Quel primo test entusiasmò comunque tutti, ma rimaneva il fatto che il regolamento restava irreperibile, un oggetto misterioso quanto il nome del gioco stesso. Per caso, non so come, a volte esiste una cosa chiamata destino, me lo trovai stampato in faccia, in bella mostra, in una vetrina di un paese montano dove i miei mi avevano parcheggiato quell’estate. Lì, a Pavullo nel Frignano, nelle lente giornate estive, feci i miei primi passi nel mondo del gdr.
Di Uno Sguardo nel Buio ricordo la teutonica organizzazione, ancora insuperata. I paragrafi, divisi in modo da fornire le informazioni in un progressivo livello di dettaglio, dovrebbe fare ancora scuola. Altra cosa che conservo in pancia sono le meravigliose copertine dei manualetti, che permettevano di veleggiare alla mia fantasia. Ho posseduto tutto il materiale di Uno Sguardo nel Buio che poi ho smerciato, per passare a D&D.
Il cammino dei miei amici e il mio si è interrotto ai Sette Calici Fatati, dove riposano ancora le ossa del nostro primo gruppo di avventurieri con nomi oggi improponibili, ma per noi leggendari: Drago l’elfo, Mai Vero (nome pescato a caso dall’elenco telefonico) l’avventuriero, Tom il nano col raffreddore (che non trovava mai nulla col suo fine olfatto…eheheh).
A mio parere, nemmeno D&D ci avrebbe preparato in un salto nel fantastico così moderato e assistito, per questo rimane il gioco modello della mia pre-adolescenza, assieme a Kata Kumbas, se vogliamo dirla tutta.
Saluti,
Mattia.
Guarda, sottoscrivo esattamente le tue sensazioni: anche se in maniera contestualmente diversa, le ho provate quasi uguali anche io.
Ti rimprovero solo di averli venduti… questa cosa NON SI DEVE FARE.
Ti invito a ritrovarli in giro e a fare un tuffo nei ricordi… Con una cinquantina di euro dovresti farti tutti i volumetti! 😉
Ciao Mauro,
ti dirò, ogni tanto controllo eBay, ma i prezzi sono molto più alti di quelli che dici tu; il mercato del collezionismo è tremendo!

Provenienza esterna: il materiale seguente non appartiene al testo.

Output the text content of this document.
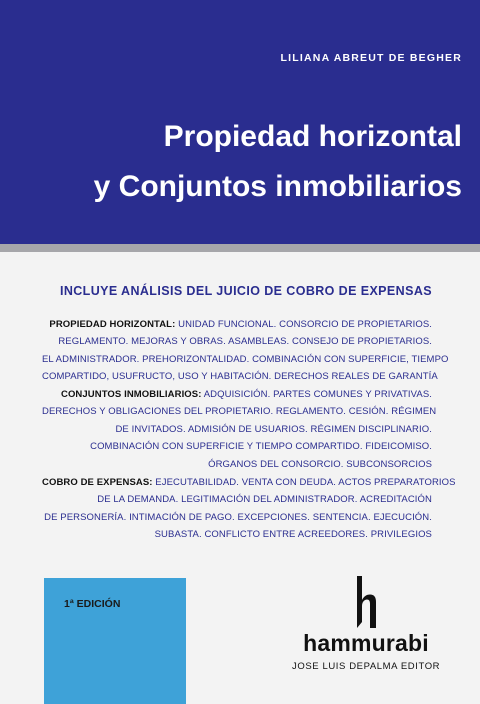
LILIANA ABREUT DE BEGHER
Propiedad horizontal
y Conjuntos inmobiliarios
INCLUYE ANÁLISIS DEL JUICIO DE COBRO DE EXPENSAS
PROPIEDAD HORIZONTAL: UNIDAD FUNCIONAL. CONSORCIO DE PROPIETARIOS.
REGLAMENTO. MEJORAS Y OBRAS. ASAMBLEAS. CONSEJO DE PROPIETARIOS.
EL ADMINISTRADOR. PREHORIZONTALIDAD. COMBINACIÓN CON SUPERFICIE, TIEMPO
COMPARTIDO, USUFRUCTO, USO Y HABITACIÓN. DERECHOS REALES DE GARANTÍA
CONJUNTOS INMOBILIARIOS: ADQUISICIÓN. PARTES COMUNES Y PRIVATIVAS.
DERECHOS Y OBLIGACIONES DEL PROPIETARIO. REGLAMENTO. CESIÓN. RÉGIMEN
DE INVITADOS. ADMISIÓN DE USUARIOS. RÉGIMEN DISCIPLINARIO.
COMBINACIÓN CON SUPERFICIE Y TIEMPO COMPARTIDO. FIDEICOMISO.
ÓRGANOS DEL CONSORCIO. SUBCONSORCIOS
COBRO DE EXPENSAS: EJECUTABILIDAD. VENTA CON DEUDA. ACTOS PREPARATORIOS
DE LA DEMANDA. LEGITIMACIÓN DEL ADMINISTRADOR. ACREDITACIÓN
DE PERSONERÍA. INTIMACIÓN DE PAGO. EXCEPCIONES. SENTENCIA. EJECUCIÓN.
SUBASTA. CONFLICTO ENTRE ACREEDORES. PRIVILEGIOS
1ª EDICIÓN
hammurabi
JOSE LUIS DEPALMA EDITOR
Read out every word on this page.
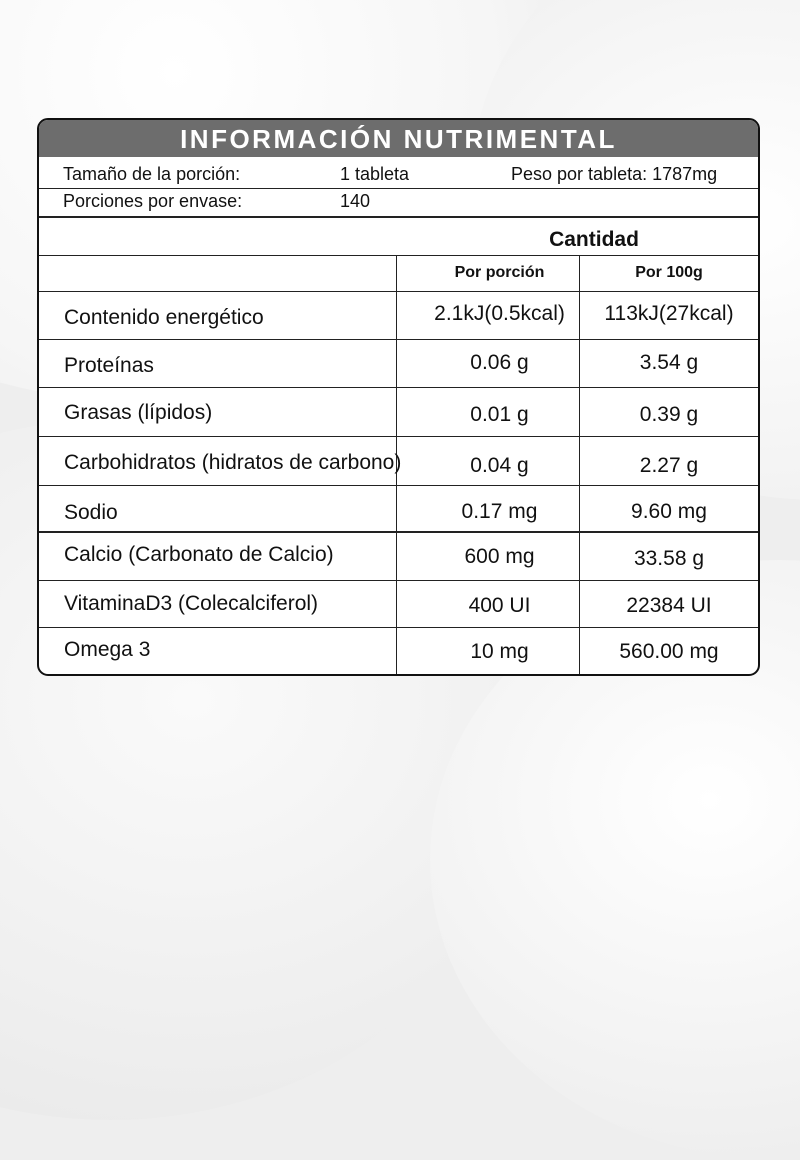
INFORMACIÓN NUTRIMENTAL
Tamaño de la porción:	1 tableta	Peso por tableta: 1787mg
Porciones por envase:	140
Cantidad
Por porción	Por 100g
Contenido energético	2.1kJ(0.5kcal)	113kJ(27kcal)
Proteínas	0.06 g	3.54 g
Grasas (lípidos)	0.01 g	0.39 g
Carbohidratos (hidratos de carbono)	0.04 g	2.27 g
Sodio	0.17 mg	9.60 mg
Calcio (Carbonato de Calcio)	600 mg	33.58 g
VitaminaD3 (Colecalciferol)	400 UI	22384 UI
Omega 3	10 mg	560.00 mg
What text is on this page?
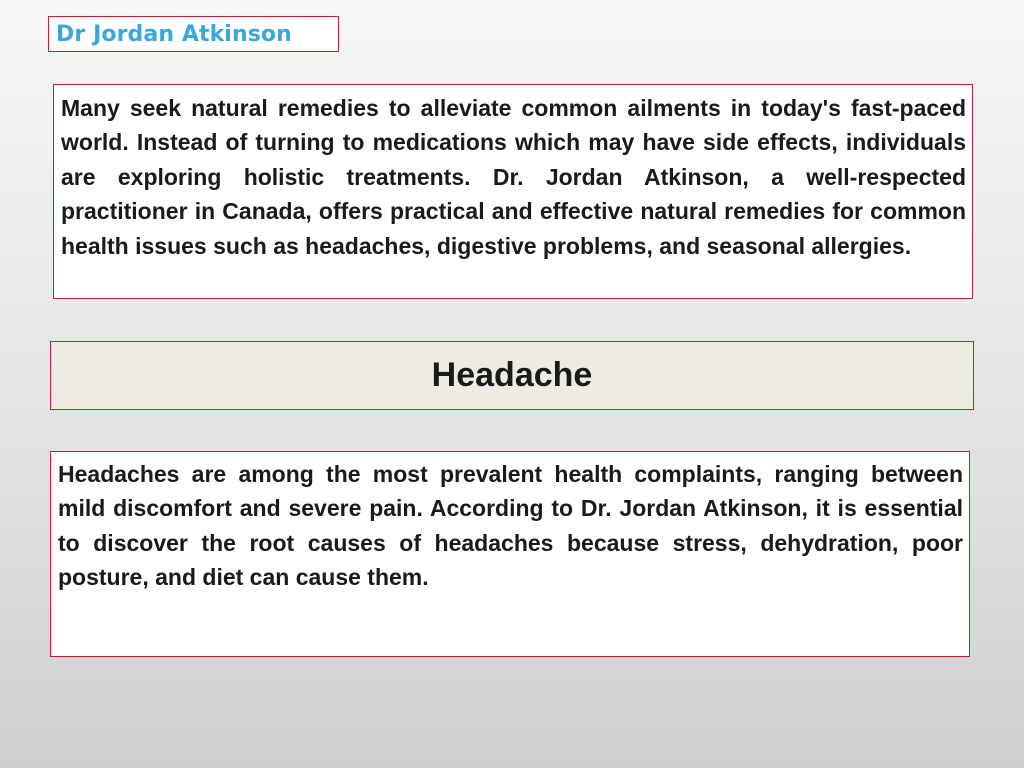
Dr Jordan Atkinson
Many seek natural remedies to alleviate common ailments in today's fast-paced world. Instead of turning to medications which may have side effects, individuals are exploring holistic treatments. Dr. Jordan Atkinson, a well-respected practitioner in Canada, offers practical and effective natural remedies for common health issues such as headaches, digestive problems, and seasonal allergies.
Headache
Headaches are among the most prevalent health complaints, ranging between mild discomfort and severe pain. According to Dr. Jordan Atkinson, it is essential to discover the root causes of headaches because stress, dehydration, poor posture, and diet can cause them.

Per giustificarmi in parte, sappi che al tempo vendetti il tutto perché vigeva la regola dello “scegli uno dei due”.
Per comprare i manuali risparmiavo sulla merenda a scuola e quando c’erano i soldini acquistavo il manuale sul quale avevo fantasticato un mese.
Credo che anche per questo i giochi fossero meno “mordi e fuggi” e le tabelle d’esperieza molto più sfidanti.
Tutto era più lento: il passaggio dall’infazia all’adoloscenza, l’uscita dei film di Guerre Stellari, la comunicazione e sì, anche i giochi di ruolo.